This invention relates to the fabrication of composite materials, and, more particularly, to the fabrication of a molybdenum disilicide-silicon carbide composite material by thermal spray processing.
Molybdenum disilicide (MoSi.sub.2) has great potential as a coating or freestanding structural material for use in elevated-temperature applications at up to about 1600.degree. C. Molybdenum disilicide has a density of about 6.31 grams per cubic centimeter, a melting point of about 2030.degree. C., good oxidation resistance, and high thermal conductivity. However, monolithic molybdenum disilicide exhibits a low fracture toughness at room temperature, low thermal shock resistance, and low creep resistance at elevated temperatures of greater than about 1100.degree. C. These mechanical properties inhibit the utilization of the molybdenum disilicide in otherwise attractive applications.

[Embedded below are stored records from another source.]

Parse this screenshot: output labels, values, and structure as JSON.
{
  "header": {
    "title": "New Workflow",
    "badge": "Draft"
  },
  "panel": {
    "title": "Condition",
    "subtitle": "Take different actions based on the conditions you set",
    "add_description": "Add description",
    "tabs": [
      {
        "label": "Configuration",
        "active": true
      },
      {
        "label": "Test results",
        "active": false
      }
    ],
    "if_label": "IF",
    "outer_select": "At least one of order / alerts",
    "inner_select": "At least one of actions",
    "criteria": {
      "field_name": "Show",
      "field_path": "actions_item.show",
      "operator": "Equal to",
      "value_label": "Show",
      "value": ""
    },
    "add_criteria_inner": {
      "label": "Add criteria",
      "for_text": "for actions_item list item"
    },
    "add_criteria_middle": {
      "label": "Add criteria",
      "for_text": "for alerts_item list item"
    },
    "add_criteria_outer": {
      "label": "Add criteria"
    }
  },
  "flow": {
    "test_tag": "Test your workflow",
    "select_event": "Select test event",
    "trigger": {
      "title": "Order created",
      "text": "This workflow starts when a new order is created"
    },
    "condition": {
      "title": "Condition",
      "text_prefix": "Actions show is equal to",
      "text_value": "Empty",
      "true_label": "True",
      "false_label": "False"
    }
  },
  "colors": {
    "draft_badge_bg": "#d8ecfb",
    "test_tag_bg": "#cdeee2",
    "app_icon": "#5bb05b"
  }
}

The mechanical properties of molybdenum disilicide may be significantly improved by forming a composite material of particles of silicon carbide dispersed throughout the molybdenum disilicide. Such composite materials prepared by powder compaction and sintering techniques have exhibited improved room temperature toughness and elevated temperature strength. The presence of the silicon carbide also reduces the coefficient of thermal expansion of the composite material as compared with monolithic molybdenum disilicide. Powder techniques, however, are not practical for many applications, such as certain types of coatings and large freestanding structures.
Other fabrication techniques for composites of molybdenum disilicide and silicon carbide have been proposed. For example, U.S. Pat. No. 5,472,487 discloses the loose mixing of molybdenum disilicide and any of several other types of powders, silicon carbide being one of the disclosed other powders. This loose mixture of separated particles is applied by low pressure plasma spraying of the loose mixture. The present inventor has recognized that this disclosed approach may be well suited for the fabrication of some types of composite materials, but is of limited value in preparing a composite material containing silicon carbide, because of the elevated-temperature sublimation of silicon carbide from the solid state to the gaseous state during the low pressure plasma spraying. The sublimation of the silicon carbide results in its loss from the mixture, so that the amount of silicon carbide in the final product is substantially lower than in the starting material.
There is, accordingly, a need for an improved approach to the fabrication of composite materials containing both molybdenum disilicide and silicon carbide. The present invention fulfills this need, and further provides related advantages.